In Lithuania, the Medal of 13 January (Sausio 13-osios atminimo medalis) is a state medal of Lithuania, awarded for the contributions in the restoration of the independence of the state. The medal is awarded to Lithuanian and foreign citizens for defending the freedom and independence of Lithuania in between January and September 1991. The name references the January Events, the end of which ended on 13 January 1991.

== Description ==
This is the largest award of the Republic of Lithuania: 4,326 (as of April 19, 2023). Lithuanian and foreign citizens have been honored with it. The author of the medal project is the sculptor Leonas Pivoriūnas

==Recipients ==
- Boris Yeltsin (9 January 1992)
- Zurab Zhvania
- Jacek Kuroń
- Mstislav Rostropovich (10 June 1992)
- Sergey Averintsev (19 January 1992)
- Anatolijs Gorbunovs
- Brian Mulroney (12 February 1992)
- Joe Clark (12 February 1992)

=== Dmitry Kiselyov ===
On April 3, 2014, by decree of Lithuanian President Dalia Grybauskaite, Russian journalist and TV presenter Dmitry Kiselyov was deprived of this medal, awarded to him in 1994, for what Grybauskaite designated as discrediting the title of the recipient by mocking the fundamental values of freedom and democracy on air.

On the same day, Russian TV presenter and journalist Tatyana Mitkova refused this medal as a sign of solidarity with Dmitry Kiselyov.

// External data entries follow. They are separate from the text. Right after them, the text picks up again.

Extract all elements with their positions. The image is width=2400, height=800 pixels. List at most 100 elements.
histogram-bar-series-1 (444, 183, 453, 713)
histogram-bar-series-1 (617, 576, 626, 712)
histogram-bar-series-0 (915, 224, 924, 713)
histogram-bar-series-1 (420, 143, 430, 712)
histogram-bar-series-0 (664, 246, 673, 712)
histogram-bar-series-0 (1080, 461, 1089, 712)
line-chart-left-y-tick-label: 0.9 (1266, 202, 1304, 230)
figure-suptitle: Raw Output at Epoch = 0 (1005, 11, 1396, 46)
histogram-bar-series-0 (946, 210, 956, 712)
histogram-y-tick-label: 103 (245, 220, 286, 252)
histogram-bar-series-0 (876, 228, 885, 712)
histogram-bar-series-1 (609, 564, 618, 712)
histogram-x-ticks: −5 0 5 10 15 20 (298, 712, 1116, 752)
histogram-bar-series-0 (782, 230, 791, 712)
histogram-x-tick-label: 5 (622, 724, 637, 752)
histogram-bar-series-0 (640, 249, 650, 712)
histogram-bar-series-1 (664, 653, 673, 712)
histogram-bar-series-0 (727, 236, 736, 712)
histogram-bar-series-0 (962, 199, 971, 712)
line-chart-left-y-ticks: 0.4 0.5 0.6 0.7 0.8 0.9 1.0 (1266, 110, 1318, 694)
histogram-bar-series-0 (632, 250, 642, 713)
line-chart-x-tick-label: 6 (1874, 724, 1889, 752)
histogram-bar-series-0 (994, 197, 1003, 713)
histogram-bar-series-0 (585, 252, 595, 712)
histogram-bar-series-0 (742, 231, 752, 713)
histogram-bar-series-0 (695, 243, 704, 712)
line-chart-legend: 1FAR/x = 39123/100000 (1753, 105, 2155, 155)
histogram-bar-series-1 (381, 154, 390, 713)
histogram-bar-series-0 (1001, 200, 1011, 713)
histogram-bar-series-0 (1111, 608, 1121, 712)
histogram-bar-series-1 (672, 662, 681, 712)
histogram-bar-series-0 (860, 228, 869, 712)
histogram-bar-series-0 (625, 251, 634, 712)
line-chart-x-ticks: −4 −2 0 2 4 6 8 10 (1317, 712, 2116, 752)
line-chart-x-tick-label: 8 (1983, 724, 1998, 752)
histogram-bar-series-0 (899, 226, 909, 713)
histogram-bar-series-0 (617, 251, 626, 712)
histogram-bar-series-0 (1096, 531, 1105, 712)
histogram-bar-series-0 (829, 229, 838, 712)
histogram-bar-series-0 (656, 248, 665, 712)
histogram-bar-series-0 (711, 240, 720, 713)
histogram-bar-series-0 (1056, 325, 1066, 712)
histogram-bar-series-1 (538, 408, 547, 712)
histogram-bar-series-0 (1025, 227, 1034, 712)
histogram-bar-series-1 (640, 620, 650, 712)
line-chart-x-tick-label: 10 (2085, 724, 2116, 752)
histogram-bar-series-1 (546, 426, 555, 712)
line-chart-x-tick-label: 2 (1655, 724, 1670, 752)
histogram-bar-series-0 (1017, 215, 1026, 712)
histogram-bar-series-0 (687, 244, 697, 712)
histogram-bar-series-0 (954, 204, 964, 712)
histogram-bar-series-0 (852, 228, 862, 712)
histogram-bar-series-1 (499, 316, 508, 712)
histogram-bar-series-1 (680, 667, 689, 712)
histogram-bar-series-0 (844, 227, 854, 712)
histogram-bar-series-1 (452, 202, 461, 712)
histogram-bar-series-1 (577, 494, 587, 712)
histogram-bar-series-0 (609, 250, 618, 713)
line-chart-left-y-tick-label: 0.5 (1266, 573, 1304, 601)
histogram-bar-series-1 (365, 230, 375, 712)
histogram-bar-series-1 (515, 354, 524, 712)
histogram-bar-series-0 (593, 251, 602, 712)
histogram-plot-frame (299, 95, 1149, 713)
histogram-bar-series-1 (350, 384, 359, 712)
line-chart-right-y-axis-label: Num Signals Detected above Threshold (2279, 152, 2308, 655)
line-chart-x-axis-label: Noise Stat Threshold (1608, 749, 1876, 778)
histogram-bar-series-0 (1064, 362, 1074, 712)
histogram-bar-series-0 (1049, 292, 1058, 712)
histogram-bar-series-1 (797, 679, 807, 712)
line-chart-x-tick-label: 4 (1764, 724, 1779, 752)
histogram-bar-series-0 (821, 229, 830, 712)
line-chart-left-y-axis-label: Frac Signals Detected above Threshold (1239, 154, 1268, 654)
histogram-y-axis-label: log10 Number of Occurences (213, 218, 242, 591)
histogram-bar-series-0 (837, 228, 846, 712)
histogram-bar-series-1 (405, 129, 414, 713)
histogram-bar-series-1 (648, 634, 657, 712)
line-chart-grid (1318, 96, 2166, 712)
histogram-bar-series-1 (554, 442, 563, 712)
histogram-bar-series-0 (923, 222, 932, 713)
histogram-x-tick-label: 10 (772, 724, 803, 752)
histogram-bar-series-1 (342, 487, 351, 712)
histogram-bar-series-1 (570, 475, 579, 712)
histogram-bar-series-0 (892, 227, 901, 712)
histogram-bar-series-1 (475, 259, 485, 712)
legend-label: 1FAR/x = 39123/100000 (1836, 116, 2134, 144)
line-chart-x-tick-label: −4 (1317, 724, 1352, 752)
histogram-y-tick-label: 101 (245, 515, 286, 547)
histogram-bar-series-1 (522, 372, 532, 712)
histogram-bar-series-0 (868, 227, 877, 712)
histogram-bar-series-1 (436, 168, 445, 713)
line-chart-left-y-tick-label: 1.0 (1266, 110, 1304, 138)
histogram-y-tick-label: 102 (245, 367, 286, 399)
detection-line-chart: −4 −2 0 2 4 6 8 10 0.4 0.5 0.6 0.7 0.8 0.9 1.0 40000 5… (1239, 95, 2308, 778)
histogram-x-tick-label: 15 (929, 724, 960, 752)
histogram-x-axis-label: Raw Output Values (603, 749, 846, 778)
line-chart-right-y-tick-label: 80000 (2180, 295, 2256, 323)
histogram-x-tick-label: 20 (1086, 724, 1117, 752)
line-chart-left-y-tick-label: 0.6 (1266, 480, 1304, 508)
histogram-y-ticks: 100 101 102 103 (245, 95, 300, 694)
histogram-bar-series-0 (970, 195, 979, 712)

On the air of her program. the TV presenter said: “I officially declare that I refuse the medal awarded to me at the same time and ask the President of Lithuania, Mrs. Grybauskaite, to remove me from the list of awardees.” On April 14, Tatyana Mitkova was deprived of the award by decree of Lithuanian President Dalia Grybauskaite.